St. Augustine's observation that not every error is heresy is something almost universally agreed on in Christian history. In dealing with heresy, we must distinguish between what is essential and nonessential. In their time John Calvin and Herman Bavinck wrote about the fundamental and non-fundamental articles of the faith.

A recent example is membership in the Evangelical Theological Society. The members agree on the fundamental doctrines of the evangelical faith, but they do have some drastic differences. Furthermore, Reformed churches do accept as valid the baptism of a Roman Catholic. In other words, we must be cautious before we accuse someone of heresy. If we detect heresy, we should not immediately shoot from the hip and lay charges. We should do our "homework" and make sure we do not quote theologians out of context. Research the sources of apparent heretical statements. Get second opinions. Furthermore, it won't hurt to keep in mind that the church did not start in the 21st century. We can learn from the doctrinal struggles in the past. We can learn from our Reformed forefathers, who by the grace of God remained faithful to the Gospel, and dealt with heresy. I also firmly believe in prayer for the errant. Scripture says that prayers are to be made "for everyone," which include those who hold false doctrine and oppose God's Word (1 Timothy 2:1). And humility is to characterize those who seek to restore one "caught in any trespass," whatever that sin may be (Galatians 6:1).

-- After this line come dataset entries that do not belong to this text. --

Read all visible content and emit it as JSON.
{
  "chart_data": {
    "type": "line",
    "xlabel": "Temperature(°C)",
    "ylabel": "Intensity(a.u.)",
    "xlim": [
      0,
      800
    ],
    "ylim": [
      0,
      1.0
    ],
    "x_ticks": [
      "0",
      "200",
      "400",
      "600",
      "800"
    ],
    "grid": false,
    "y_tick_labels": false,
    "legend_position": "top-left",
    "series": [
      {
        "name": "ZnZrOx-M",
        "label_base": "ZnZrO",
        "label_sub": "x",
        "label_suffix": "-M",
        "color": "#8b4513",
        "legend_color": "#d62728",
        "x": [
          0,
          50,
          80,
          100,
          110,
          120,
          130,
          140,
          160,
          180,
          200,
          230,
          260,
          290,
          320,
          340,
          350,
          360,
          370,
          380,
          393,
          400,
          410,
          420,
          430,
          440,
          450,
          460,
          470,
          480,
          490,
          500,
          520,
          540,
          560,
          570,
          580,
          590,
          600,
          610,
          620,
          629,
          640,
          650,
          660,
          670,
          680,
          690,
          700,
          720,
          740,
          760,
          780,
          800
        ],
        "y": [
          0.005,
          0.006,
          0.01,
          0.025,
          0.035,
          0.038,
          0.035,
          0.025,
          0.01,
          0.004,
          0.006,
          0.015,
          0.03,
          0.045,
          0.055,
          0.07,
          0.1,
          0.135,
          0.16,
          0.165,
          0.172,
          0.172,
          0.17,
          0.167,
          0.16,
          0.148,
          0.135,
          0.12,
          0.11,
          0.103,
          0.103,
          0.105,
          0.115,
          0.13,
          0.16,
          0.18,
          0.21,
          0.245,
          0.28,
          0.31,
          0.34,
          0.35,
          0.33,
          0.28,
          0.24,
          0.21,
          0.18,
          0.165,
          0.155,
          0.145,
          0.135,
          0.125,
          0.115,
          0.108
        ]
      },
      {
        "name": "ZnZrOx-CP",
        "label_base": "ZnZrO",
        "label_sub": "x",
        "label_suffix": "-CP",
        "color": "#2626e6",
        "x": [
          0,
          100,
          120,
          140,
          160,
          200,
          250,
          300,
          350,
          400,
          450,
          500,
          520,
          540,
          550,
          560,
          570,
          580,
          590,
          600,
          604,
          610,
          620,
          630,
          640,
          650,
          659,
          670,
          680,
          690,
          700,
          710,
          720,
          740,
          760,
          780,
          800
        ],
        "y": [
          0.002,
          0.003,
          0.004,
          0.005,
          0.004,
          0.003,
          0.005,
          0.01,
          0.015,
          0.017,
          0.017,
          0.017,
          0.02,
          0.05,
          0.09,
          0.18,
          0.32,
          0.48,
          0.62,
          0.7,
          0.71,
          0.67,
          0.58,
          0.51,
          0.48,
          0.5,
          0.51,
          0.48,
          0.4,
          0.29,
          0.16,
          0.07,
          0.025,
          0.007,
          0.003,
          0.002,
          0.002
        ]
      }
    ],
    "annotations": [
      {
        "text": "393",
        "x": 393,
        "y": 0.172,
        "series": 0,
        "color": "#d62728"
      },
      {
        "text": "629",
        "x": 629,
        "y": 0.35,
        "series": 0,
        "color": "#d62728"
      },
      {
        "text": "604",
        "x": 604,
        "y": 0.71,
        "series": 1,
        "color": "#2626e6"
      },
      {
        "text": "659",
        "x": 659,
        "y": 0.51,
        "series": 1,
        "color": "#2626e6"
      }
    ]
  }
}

Dr. Schaeffer repeatedly stated that we can only address the errant with tears, warning them like a shepherd warns his sheep when they wander away. Schaeffer believed that if we can't have compassion for the erring, we should remain silent. "What God wants from us is not only doctrinal faithfulness," wrote Schaeffer, " but our love day by day. Not in theory, mind you, but in practice." Exercising love does not mean accommodating heresy. Schaeffer insisted the longer an error is condoned, the easier it is to compromise the truth. When the integrity of the Gospel and the Body of Christ is in immediate danger, we must have the courage to speak out, call a spade a spade regardless the cost.